Most villages in Rajasthan have an open community area where people can sit and socialize. In the night, the artists would practice for their performances in this area. The practice sessions are called Raggi. Hela Khayal is not only considered a cultural heritage but also a confluence of Hadauti and Dhundhadi culture.

== Performance ==
Hela Khayal is a medium through which a singer presents any religious, mythological, social or political subject in versified form for the audience. It starts with Bhawani Pujaninvoking the blessings of gods and goddesses. Then couplets called doha are sung. The artists of every troupe range from 20 to 40. They are usually divided into two groups. One group is stands near the Nagada which is a drum-like folk instrument that gives beat. The other group stands between the audience and sings. One khayal is one unified lyrical composition that may be performed in two parts, taking a short break in between.

Folk instruments used for Hela Khayal are Dholak, Nagada, Manjira, Harmonium, Jhanjh, Khanjari, Chimta etc. Before beginning the singing performance, sometimes the artists play the instruments and perform a folk dance. This is called Baja Milana. Only male artists perform in Hela Khayal. At the end of a performance by a troupe, a challenging question is posed to the next troupe. It is expected to reply in the style of Hela Khayal.

== Content and style ==
The singing of Hela Khayal is divided based on style such as Doha, Barahmasi, Filmy etc. It has both regional variations as well as variations according to the style of singers. Typically, every composition also has the name of its composer at the end. Lyricists like late Gopilal Joshi, Pyarelal Joshi, Srinarayan, Gaindalal Karigar, Mathuresh Joshi, Kalyan Prasad Mishra, Roshan Teli, Matadin Joshi, Kalicharan, Pt. Devkinandan, Hukamchand, Radharaman, Rampratap, Devisingh Chowdhary, Rambilas have earned fame in the field. A book has been compiled with the compositions of Lalaram.

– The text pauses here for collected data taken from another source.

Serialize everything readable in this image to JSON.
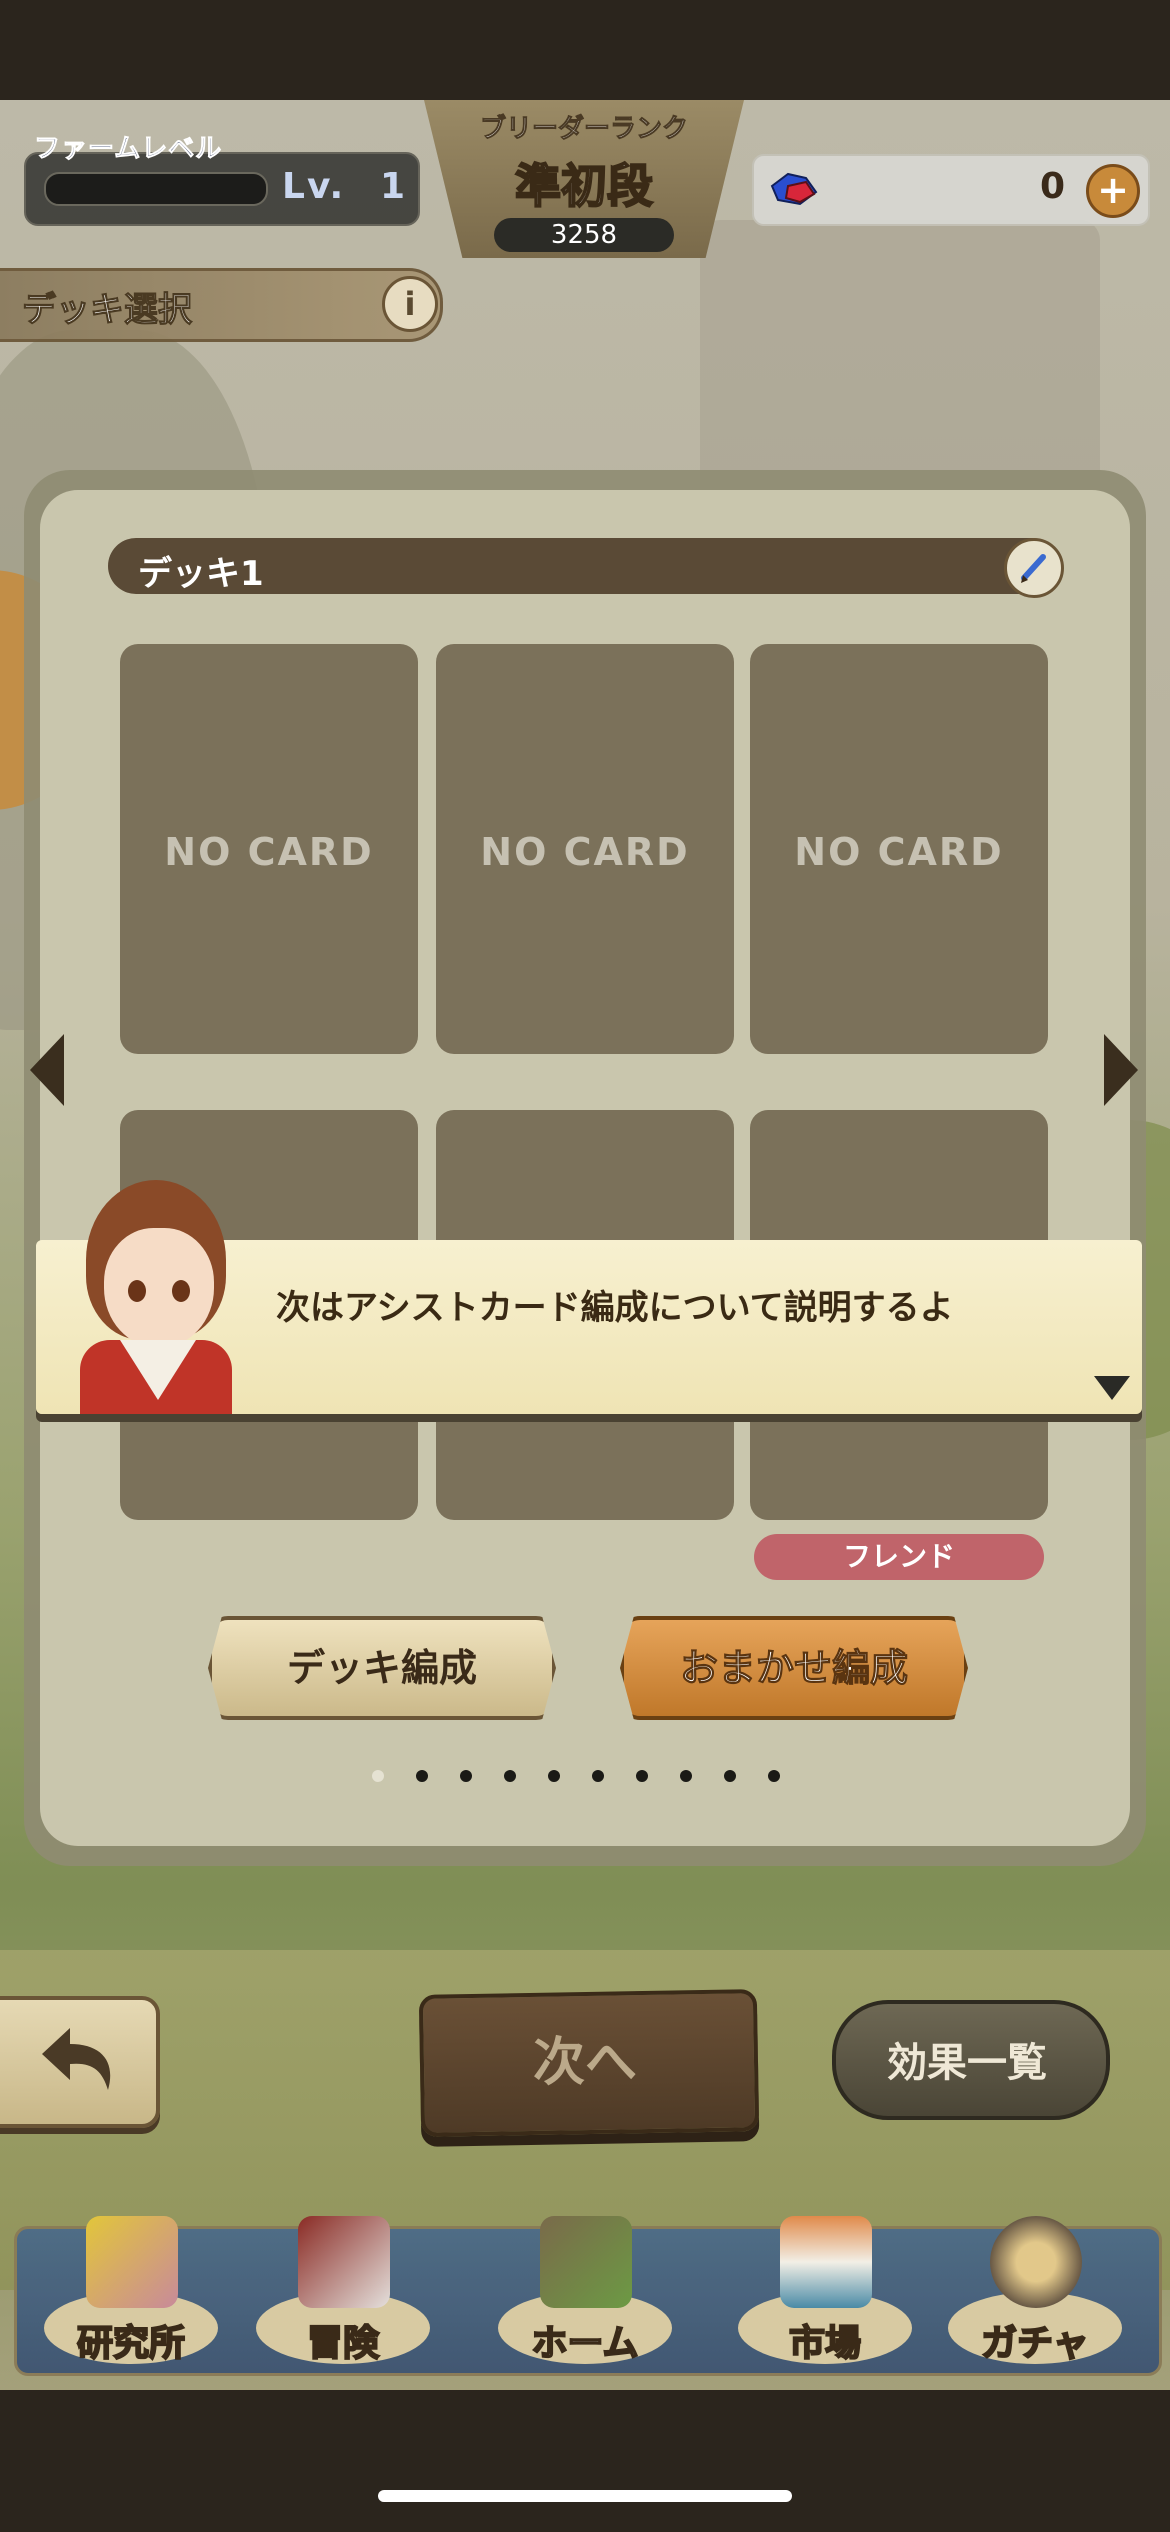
{
  "header": {
    "farm_level_label": "ファームレベル",
    "farm_level_prefix": "Lv.",
    "farm_level_value": "1",
    "breeder_rank_label": "ブリーダーランク",
    "breeder_rank_name": "準初段",
    "breeder_rank_score": "3258",
    "gem_count": "0",
    "gem_plus_label": "+"
  },
  "deck_select": {
    "title": "デッキ選択",
    "info_label": "i"
  },
  "deck": {
    "name": "デッキ1",
    "slots": [
      "NO CARD",
      "NO CARD",
      "NO CARD",
      "",
      "",
      ""
    ],
    "friend_badge": "フレンド",
    "edit_button": "デッキ編成",
    "auto_button": "おまかせ編成",
    "page_count": 10,
    "active_page": 0
  },
  "dialog": {
    "text": "次はアシストカード編成について説明するよ"
  },
  "actions": {
    "next_label": "次へ",
    "effects_label": "効果一覧"
  },
  "nav": {
    "items": [
      {
        "label": "研究所",
        "icon": "laboratory-icon"
      },
      {
        "label": "冒険",
        "icon": "adventure-book-icon"
      },
      {
        "label": "ホーム",
        "icon": "home-windmill-icon"
      },
      {
        "label": "市場",
        "icon": "market-stall-icon"
      },
      {
        "label": "ガチャ",
        "icon": "gacha-machine-icon"
      }
    ]
  },
  "colors": {
    "panel": "#c9c6ad",
    "card_slot": "#7b715a",
    "friend_badge": "#c0646a",
    "auto_button": "#d08a3a",
    "nav_bar": "#3f5a7a"
  }
}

Hela compositions have critiqued social evils like dowry, child marriages, caste discrimination, illiteracy, and comment on political events. The political satires were called Turra and Kalangi. Earlier in Dangal, discussions of mythology and religion dominated the content although songs of Turra and Kalangi were also popular. In more recent times, commentaries on political and social subjects dominate the Dangal performances. Singers present musical compositions about patriotism, decline in the political field of the country, degradation of moral values including corruption, terrorism, and other social and political issues. There is no special stage and the audience sit on all three sides of the performers. The folk theatre form of Hela Khayal Dangal is an opportunity for the artists to express the sentiments of the public in an entertaining manner regarding various pertinent issues while also appealing to the people to be progressive and stand against social evils.